When are people ever going to wise up - stop investing in 401Ks, stock markets, etc., if you don't have a single clue what you're doing! Keep it simple in a savings account(s). I'm always amazed at how people start complaining and pointing the finger at the government, Wall Street, etc. They did not hold a gun to your heads to put your money in these ventures, did they?
The politicians are baby boomers the CEO of banks are baby boomers. The baby boomers bought houses and 2nd houses, vacation homes, tore good houses down to make their McMansions or took second mortgages out to add on to existing ones they couldn't afford. All this debt, debt, debt and no real money. Got to have BMW's Mercedes, Porsche, Lexus and send your kid to Best University $$$$$$. Everything on debt, debt, debt. Another words all this spending was phony money just for the love of material goods and at the expense of others when it all came crashing down.
Doesn't anyone every have a thought that if you have to get a loan for everything you do that it means you don't have enough money (so you can't have it)?
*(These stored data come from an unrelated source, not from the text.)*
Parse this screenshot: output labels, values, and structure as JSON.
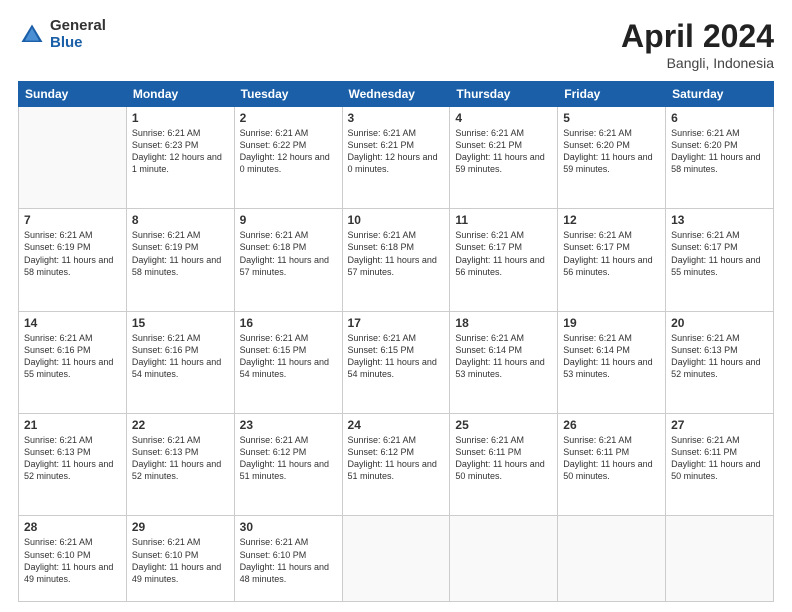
{
  "logo": {
    "general": "General",
    "blue": "Blue"
  },
  "header": {
    "month": "April 2024",
    "location": "Bangli, Indonesia"
  },
  "weekdays": [
    "Sunday",
    "Monday",
    "Tuesday",
    "Wednesday",
    "Thursday",
    "Friday",
    "Saturday"
  ],
  "weeks": [
    [
      null,
      {
        "day": "1",
        "sunrise": "6:21 AM",
        "sunset": "6:23 PM",
        "daylight": "12 hours and 1 minute."
      },
      {
        "day": "2",
        "sunrise": "6:21 AM",
        "sunset": "6:22 PM",
        "daylight": "12 hours and 0 minutes."
      },
      {
        "day": "3",
        "sunrise": "6:21 AM",
        "sunset": "6:21 PM",
        "daylight": "12 hours and 0 minutes."
      },
      {
        "day": "4",
        "sunrise": "6:21 AM",
        "sunset": "6:21 PM",
        "daylight": "11 hours and 59 minutes."
      },
      {
        "day": "5",
        "sunrise": "6:21 AM",
        "sunset": "6:20 PM",
        "daylight": "11 hours and 59 minutes."
      },
      {
        "day": "6",
        "sunrise": "6:21 AM",
        "sunset": "6:20 PM",
        "daylight": "11 hours and 58 minutes."
      }
    ],
    [
      {
        "day": "7",
        "sunrise": "6:21 AM",
        "sunset": "6:19 PM",
        "daylight": "11 hours and 58 minutes."
      },
      {
        "day": "8",
        "sunrise": "6:21 AM",
        "sunset": "6:19 PM",
        "daylight": "11 hours and 58 minutes."
      },
      {
        "day": "9",
        "sunrise": "6:21 AM",
        "sunset": "6:18 PM",
        "daylight": "11 hours and 57 minutes."
      },
      {
        "day": "10",
        "sunrise": "6:21 AM",
        "sunset": "6:18 PM",
        "daylight": "11 hours and 57 minutes."
      },
      {
        "day": "11",
        "sunrise": "6:21 AM",
        "sunset": "6:17 PM",
        "daylight": "11 hours and 56 minutes."
      },
      {
        "day": "12",
        "sunrise": "6:21 AM",
        "sunset": "6:17 PM",
        "daylight": "11 hours and 56 minutes."
      },
      {
        "day": "13",
        "sunrise": "6:21 AM",
        "sunset": "6:17 PM",
        "daylight": "11 hours and 55 minutes."
      }
    ],
    [
      {
        "day": "14",
        "sunrise": "6:21 AM",
        "sunset": "6:16 PM",
        "daylight": "11 hours and 55 minutes."
      },
      {
        "day": "15",
        "sunrise": "6:21 AM",
        "sunset": "6:16 PM",
        "daylight": "11 hours and 54 minutes."
      },
      {
        "day": "16",
        "sunrise": "6:21 AM",
        "sunset": "6:15 PM",
        "daylight": "11 hours and 54 minutes."
      },
      {
        "day": "17",
        "sunrise": "6:21 AM",
        "sunset": "6:15 PM",
        "daylight": "11 hours and 54 minutes."
      },
      {
        "day": "18",
        "sunrise": "6:21 AM",
        "sunset": "6:14 PM",
        "daylight": "11 hours and 53 minutes."
      },
      {
        "day": "19",
        "sunrise": "6:21 AM",
        "sunset": "6:14 PM",
        "daylight": "11 hours and 53 minutes."
      },
      {
        "day": "20",
        "sunrise": "6:21 AM",
        "sunset": "6:13 PM",
        "daylight": "11 hours and 52 minutes."
      }
    ],
    [
      {
        "day": "21",
        "sunrise": "6:21 AM",
        "sunset": "6:13 PM",
        "daylight": "11 hours and 52 minutes."
      },
      {
        "day": "22",
        "sunrise": "6:21 AM",
        "sunset": "6:13 PM",
        "daylight": "11 hours and 52 minutes."
      },
      {
        "day": "23",
        "sunrise": "6:21 AM",
        "sunset": "6:12 PM",
        "daylight": "11 hours and 51 minutes."
      },
      {
        "day": "24",
        "sunrise": "6:21 AM",
        "sunset": "6:12 PM",
        "daylight": "11 hours and 51 minutes."
      },
      {
        "day": "25",
        "sunrise": "6:21 AM",
        "sunset": "6:11 PM",
        "daylight": "11 hours and 50 minutes."
      },
      {
        "day": "26",
        "sunrise": "6:21 AM",
        "sunset": "6:11 PM",
        "daylight": "11 hours and 50 minutes."
      },
      {
        "day": "27",
        "sunrise": "6:21 AM",
        "sunset": "6:11 PM",
        "daylight": "11 hours and 50 minutes."
      }
    ],
    [
      {
        "day": "28",
        "sunrise": "6:21 AM",
        "sunset": "6:10 PM",
        "daylight": "11 hours and 49 minutes."
      },
      {
        "day": "29",
        "sunrise": "6:21 AM",
        "sunset": "6:10 PM",
        "daylight": "11 hours and 49 minutes."
      },
      {
        "day": "30",
        "sunrise": "6:21 AM",
        "sunset": "6:10 PM",
        "daylight": "11 hours and 48 minutes."
      },
      null,
      null,
      null,
      null
    ]
  ]
}
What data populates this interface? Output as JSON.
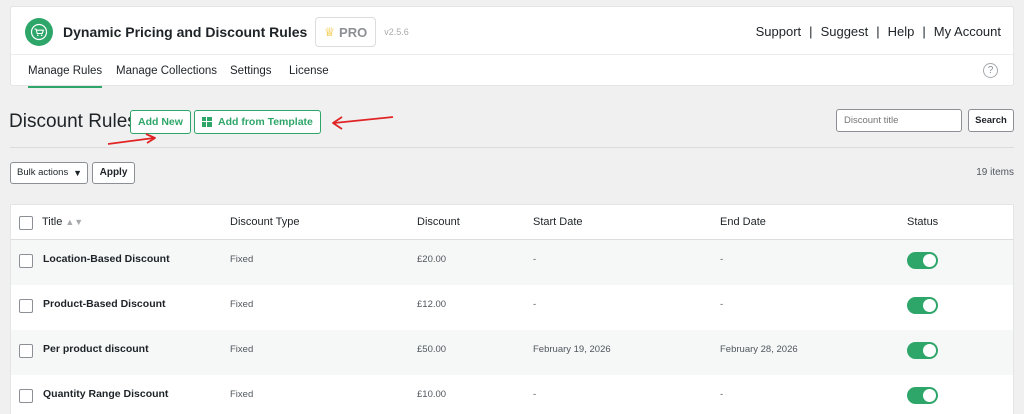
{
  "app": {
    "title": "Dynamic Pricing and Discount Rules",
    "pro_label": "PRO",
    "version": "v2.5.6",
    "brand_color": "#2ea66a"
  },
  "top_links": [
    "Support",
    "Suggest",
    "Help",
    "My Account"
  ],
  "tabs": [
    {
      "label": "Manage Rules",
      "active": true
    },
    {
      "label": "Manage Collections",
      "active": false
    },
    {
      "label": "Settings",
      "active": false
    },
    {
      "label": "License",
      "active": false
    }
  ],
  "page": {
    "heading": "Discount Rules",
    "add_new_label": "Add New",
    "add_template_label": "Add from Template",
    "search_placeholder": "Discount title",
    "search_label": "Search",
    "bulk_label": "Bulk actions",
    "apply_label": "Apply",
    "items_count": "19 items"
  },
  "table": {
    "columns": [
      "Title",
      "Discount Type",
      "Discount",
      "Start Date",
      "End Date",
      "Status"
    ],
    "rows": [
      {
        "title": "Location-Based Discount",
        "type": "Fixed",
        "discount": "£20.00",
        "start": "-",
        "end": "-",
        "status_on": true
      },
      {
        "title": "Product-Based Discount",
        "type": "Fixed",
        "discount": "£12.00",
        "start": "-",
        "end": "-",
        "status_on": true
      },
      {
        "title": "Per product discount",
        "type": "Fixed",
        "discount": "£50.00",
        "start": "February 19, 2026",
        "end": "February 28, 2026",
        "status_on": true
      },
      {
        "title": "Quantity Range Discount",
        "type": "Fixed",
        "discount": "£10.00",
        "start": "-",
        "end": "-",
        "status_on": true
      }
    ]
  },
  "annotation_color": "#e02424"
}
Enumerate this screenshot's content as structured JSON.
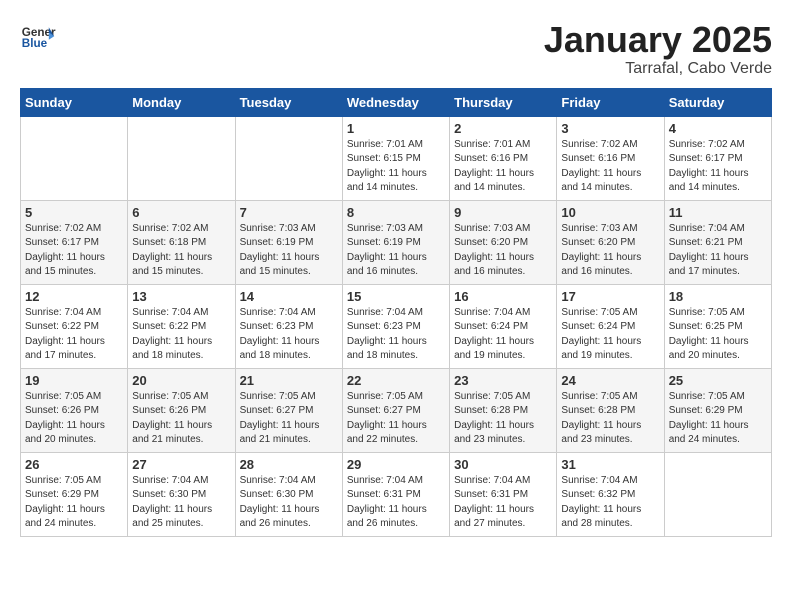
{
  "logo": {
    "general": "General",
    "blue": "Blue"
  },
  "title": "January 2025",
  "subtitle": "Tarrafal, Cabo Verde",
  "weekdays": [
    "Sunday",
    "Monday",
    "Tuesday",
    "Wednesday",
    "Thursday",
    "Friday",
    "Saturday"
  ],
  "weeks": [
    [
      {
        "day": "",
        "info": ""
      },
      {
        "day": "",
        "info": ""
      },
      {
        "day": "",
        "info": ""
      },
      {
        "day": "1",
        "info": "Sunrise: 7:01 AM\nSunset: 6:15 PM\nDaylight: 11 hours\nand 14 minutes."
      },
      {
        "day": "2",
        "info": "Sunrise: 7:01 AM\nSunset: 6:16 PM\nDaylight: 11 hours\nand 14 minutes."
      },
      {
        "day": "3",
        "info": "Sunrise: 7:02 AM\nSunset: 6:16 PM\nDaylight: 11 hours\nand 14 minutes."
      },
      {
        "day": "4",
        "info": "Sunrise: 7:02 AM\nSunset: 6:17 PM\nDaylight: 11 hours\nand 14 minutes."
      }
    ],
    [
      {
        "day": "5",
        "info": "Sunrise: 7:02 AM\nSunset: 6:17 PM\nDaylight: 11 hours\nand 15 minutes."
      },
      {
        "day": "6",
        "info": "Sunrise: 7:02 AM\nSunset: 6:18 PM\nDaylight: 11 hours\nand 15 minutes."
      },
      {
        "day": "7",
        "info": "Sunrise: 7:03 AM\nSunset: 6:19 PM\nDaylight: 11 hours\nand 15 minutes."
      },
      {
        "day": "8",
        "info": "Sunrise: 7:03 AM\nSunset: 6:19 PM\nDaylight: 11 hours\nand 16 minutes."
      },
      {
        "day": "9",
        "info": "Sunrise: 7:03 AM\nSunset: 6:20 PM\nDaylight: 11 hours\nand 16 minutes."
      },
      {
        "day": "10",
        "info": "Sunrise: 7:03 AM\nSunset: 6:20 PM\nDaylight: 11 hours\nand 16 minutes."
      },
      {
        "day": "11",
        "info": "Sunrise: 7:04 AM\nSunset: 6:21 PM\nDaylight: 11 hours\nand 17 minutes."
      }
    ],
    [
      {
        "day": "12",
        "info": "Sunrise: 7:04 AM\nSunset: 6:22 PM\nDaylight: 11 hours\nand 17 minutes."
      },
      {
        "day": "13",
        "info": "Sunrise: 7:04 AM\nSunset: 6:22 PM\nDaylight: 11 hours\nand 18 minutes."
      },
      {
        "day": "14",
        "info": "Sunrise: 7:04 AM\nSunset: 6:23 PM\nDaylight: 11 hours\nand 18 minutes."
      },
      {
        "day": "15",
        "info": "Sunrise: 7:04 AM\nSunset: 6:23 PM\nDaylight: 11 hours\nand 18 minutes."
      },
      {
        "day": "16",
        "info": "Sunrise: 7:04 AM\nSunset: 6:24 PM\nDaylight: 11 hours\nand 19 minutes."
      },
      {
        "day": "17",
        "info": "Sunrise: 7:05 AM\nSunset: 6:24 PM\nDaylight: 11 hours\nand 19 minutes."
      },
      {
        "day": "18",
        "info": "Sunrise: 7:05 AM\nSunset: 6:25 PM\nDaylight: 11 hours\nand 20 minutes."
      }
    ],
    [
      {
        "day": "19",
        "info": "Sunrise: 7:05 AM\nSunset: 6:26 PM\nDaylight: 11 hours\nand 20 minutes."
      },
      {
        "day": "20",
        "info": "Sunrise: 7:05 AM\nSunset: 6:26 PM\nDaylight: 11 hours\nand 21 minutes."
      },
      {
        "day": "21",
        "info": "Sunrise: 7:05 AM\nSunset: 6:27 PM\nDaylight: 11 hours\nand 21 minutes."
      },
      {
        "day": "22",
        "info": "Sunrise: 7:05 AM\nSunset: 6:27 PM\nDaylight: 11 hours\nand 22 minutes."
      },
      {
        "day": "23",
        "info": "Sunrise: 7:05 AM\nSunset: 6:28 PM\nDaylight: 11 hours\nand 23 minutes."
      },
      {
        "day": "24",
        "info": "Sunrise: 7:05 AM\nSunset: 6:28 PM\nDaylight: 11 hours\nand 23 minutes."
      },
      {
        "day": "25",
        "info": "Sunrise: 7:05 AM\nSunset: 6:29 PM\nDaylight: 11 hours\nand 24 minutes."
      }
    ],
    [
      {
        "day": "26",
        "info": "Sunrise: 7:05 AM\nSunset: 6:29 PM\nDaylight: 11 hours\nand 24 minutes."
      },
      {
        "day": "27",
        "info": "Sunrise: 7:04 AM\nSunset: 6:30 PM\nDaylight: 11 hours\nand 25 minutes."
      },
      {
        "day": "28",
        "info": "Sunrise: 7:04 AM\nSunset: 6:30 PM\nDaylight: 11 hours\nand 26 minutes."
      },
      {
        "day": "29",
        "info": "Sunrise: 7:04 AM\nSunset: 6:31 PM\nDaylight: 11 hours\nand 26 minutes."
      },
      {
        "day": "30",
        "info": "Sunrise: 7:04 AM\nSunset: 6:31 PM\nDaylight: 11 hours\nand 27 minutes."
      },
      {
        "day": "31",
        "info": "Sunrise: 7:04 AM\nSunset: 6:32 PM\nDaylight: 11 hours\nand 28 minutes."
      },
      {
        "day": "",
        "info": ""
      }
    ]
  ]
}
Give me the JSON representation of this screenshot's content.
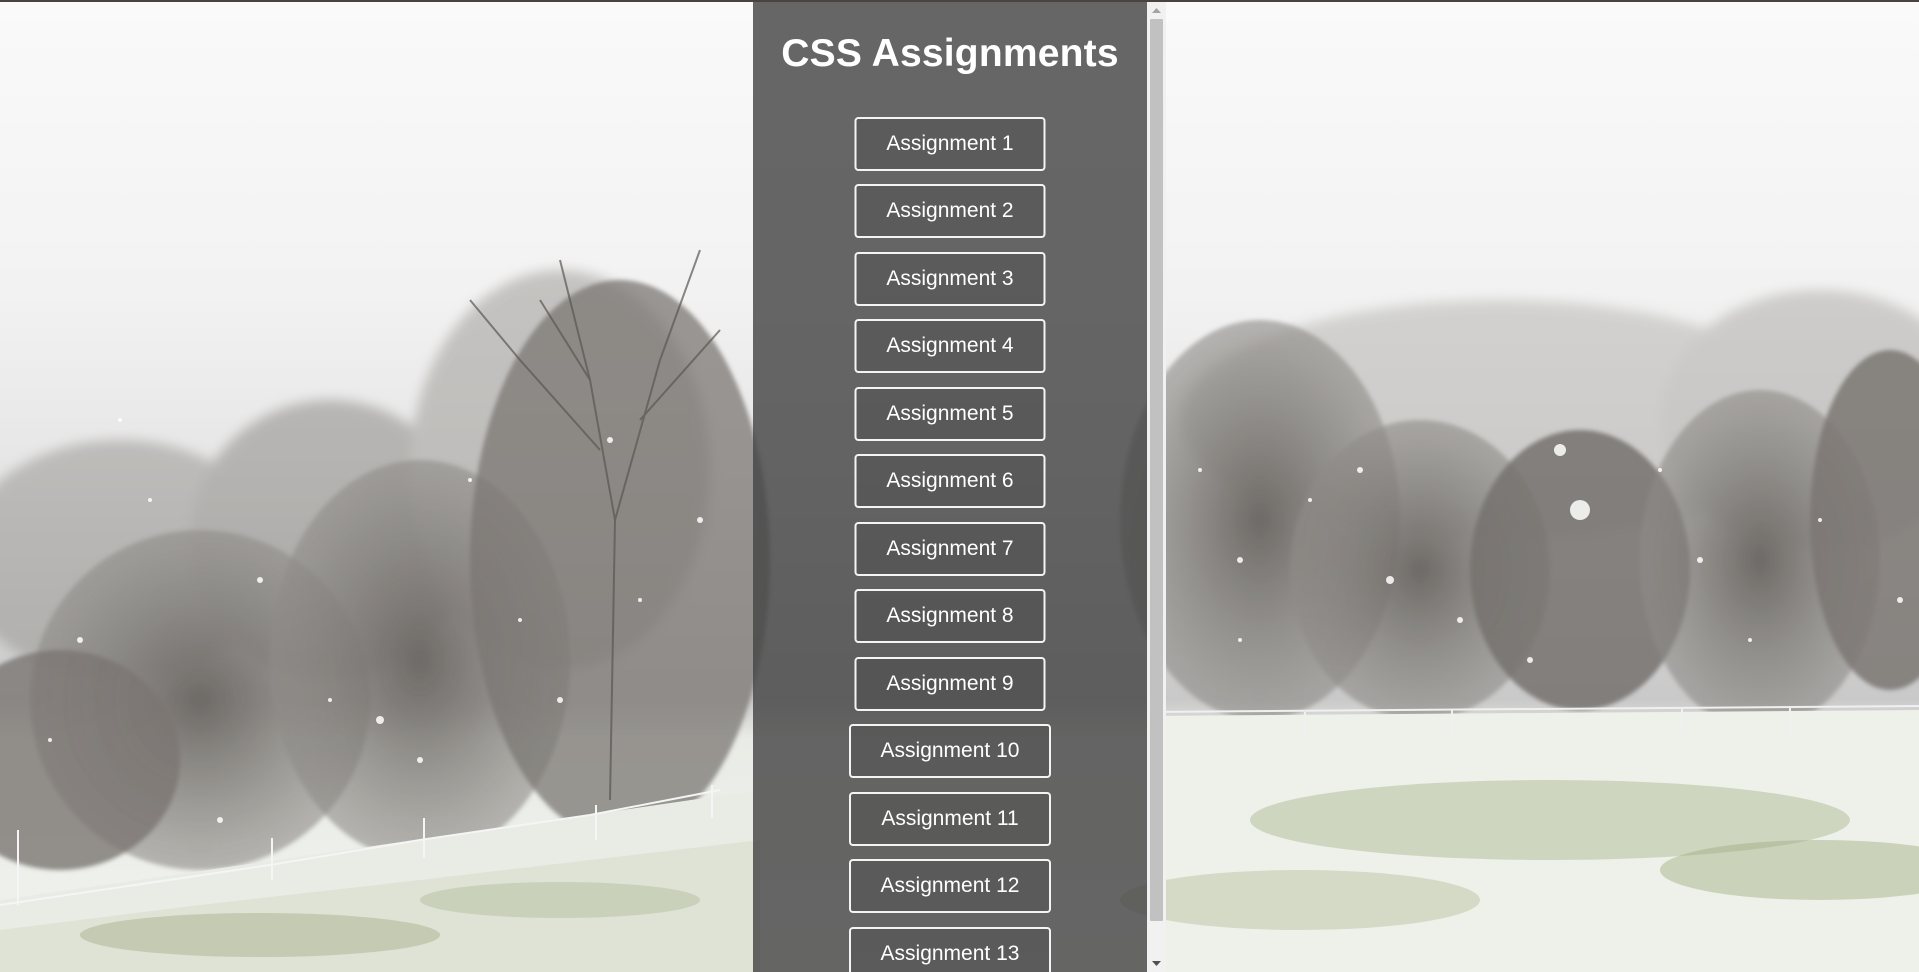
{
  "page": {
    "title": "CSS Assignments"
  },
  "assignments": [
    {
      "label": "Assignment 1"
    },
    {
      "label": "Assignment 2"
    },
    {
      "label": "Assignment 3"
    },
    {
      "label": "Assignment 4"
    },
    {
      "label": "Assignment 5"
    },
    {
      "label": "Assignment 6"
    },
    {
      "label": "Assignment 7"
    },
    {
      "label": "Assignment 8"
    },
    {
      "label": "Assignment 9"
    },
    {
      "label": "Assignment 10"
    },
    {
      "label": "Assignment 11"
    },
    {
      "label": "Assignment 12"
    },
    {
      "label": "Assignment 13"
    }
  ],
  "scrollbar": {
    "up_icon": "triangle-up-icon",
    "down_icon": "triangle-down-icon"
  },
  "colors": {
    "panel": "#464646",
    "text": "#ffffff",
    "button_border": "#f4f4f4"
  }
}
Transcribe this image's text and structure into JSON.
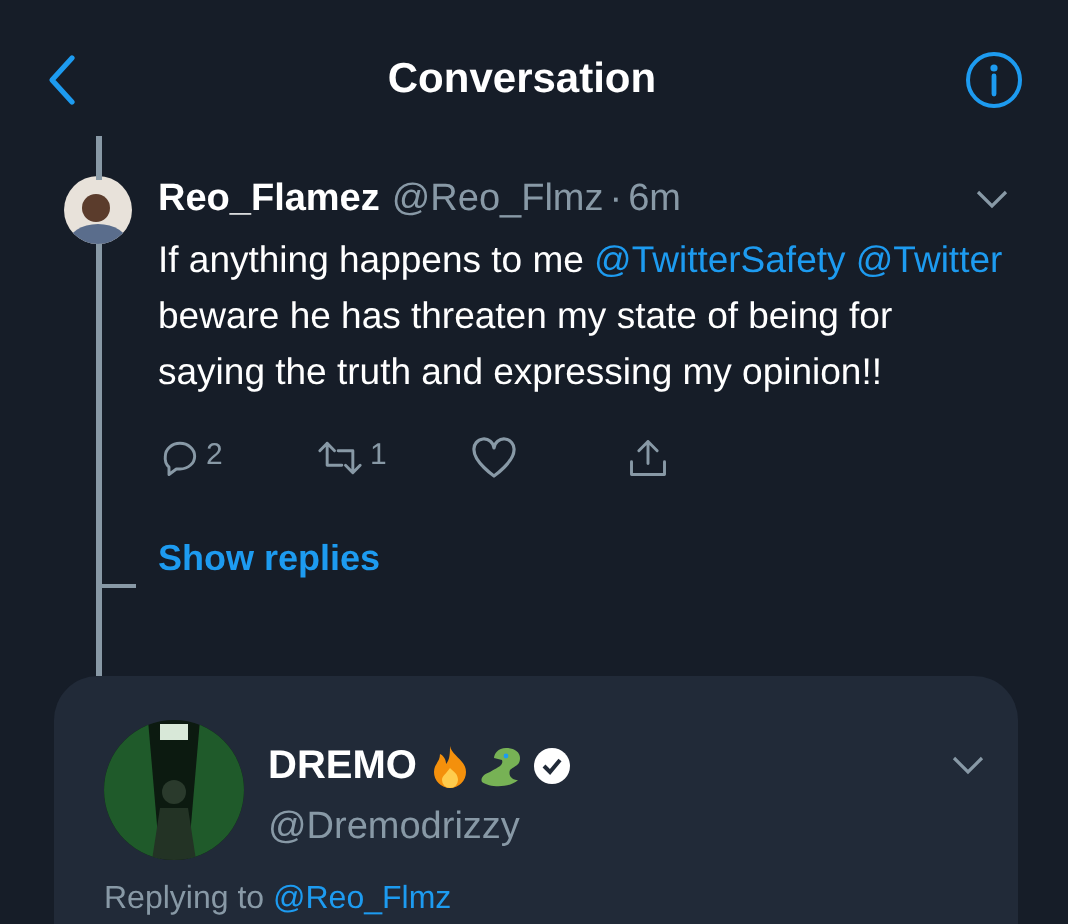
{
  "header": {
    "title": "Conversation"
  },
  "tweet": {
    "name": "Reo_Flamez",
    "handle": "@Reo_Flmz",
    "separator": "·",
    "time": "6m",
    "text": [
      {
        "kind": "plain",
        "text": "If anything happens to me "
      },
      {
        "kind": "mention",
        "text": "@TwitterSafety"
      },
      {
        "kind": "mention",
        "text": " @Twitter"
      },
      {
        "kind": "plain",
        "text": "  beware he has threaten my state of being for saying the truth and expressing my opinion!!"
      }
    ],
    "actions": [
      {
        "kind": "reply",
        "count": "2"
      },
      {
        "kind": "retweet",
        "count": "1"
      },
      {
        "kind": "like"
      },
      {
        "kind": "share"
      }
    ]
  },
  "show_replies": "Show replies",
  "reply": {
    "name": "DREMO",
    "verified": true,
    "handle": "@Dremodrizzy",
    "replying_prefix": "Replying to",
    "replying_to": "@Reo_Flmz"
  }
}
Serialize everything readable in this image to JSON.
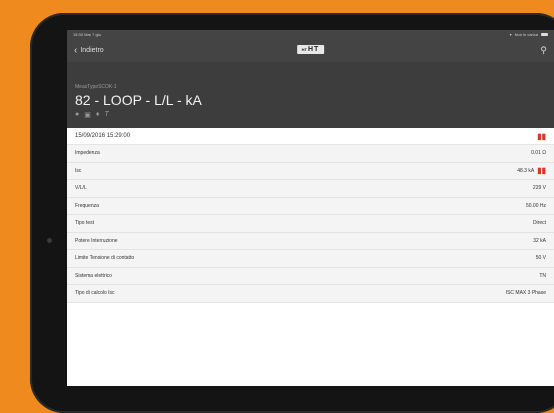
{
  "status": {
    "left": "15:30 Mar 7 giu",
    "right": "Non in carica"
  },
  "nav": {
    "back_label": "Indietro",
    "logo_prefix": "HT",
    "logo_text": "HT"
  },
  "header": {
    "subtitle": "MeasTypeSCOK-1",
    "title": "82 - LOOP - L/L - kA"
  },
  "record": {
    "datetime": "15/09/2016 15:29:00"
  },
  "rows": [
    {
      "label": "Impedenza",
      "value": "0.01 Ω",
      "flag": false
    },
    {
      "label": "Isc",
      "value": "48.3 kA",
      "flag": true
    },
    {
      "label": "V/L/L",
      "value": "229 V",
      "flag": false
    },
    {
      "label": "Frequenza",
      "value": "50.00 Hz",
      "flag": false
    },
    {
      "label": "Tipo test",
      "value": "Direct",
      "flag": false
    },
    {
      "label": "Potere Interruzione",
      "value": "32 kA",
      "flag": false
    },
    {
      "label": "Limite Tensione di contatto",
      "value": "50 V",
      "flag": false
    },
    {
      "label": "Sistema elettrico",
      "value": "TN",
      "flag": false
    },
    {
      "label": "Tipo di calcolo Isc",
      "value": "ISC MAX 3 Phase",
      "flag": false
    }
  ],
  "colors": {
    "background": "#ee8a1e",
    "flag": "#d9382a"
  }
}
Is this money going to all of a sudden appear as you borrow more and more money as you go deeper and deeper into debt? The pied piper is going to come calling someday and as usual others are going to have to pay for it in many ways.
for983 your assessment is flawed- I have kept debt low and lived within my means. Right now I have a zero balance on my 2 credit cards. Never had a BMW or Mercedes.
Your speculation is quite wild and inaccurate.
Threekinks- takers? Myself I don't consider myself as a taker-served in the military 20 years; an RN thus in a giving profession. Please reconsider before making blanket statements which are not accurate.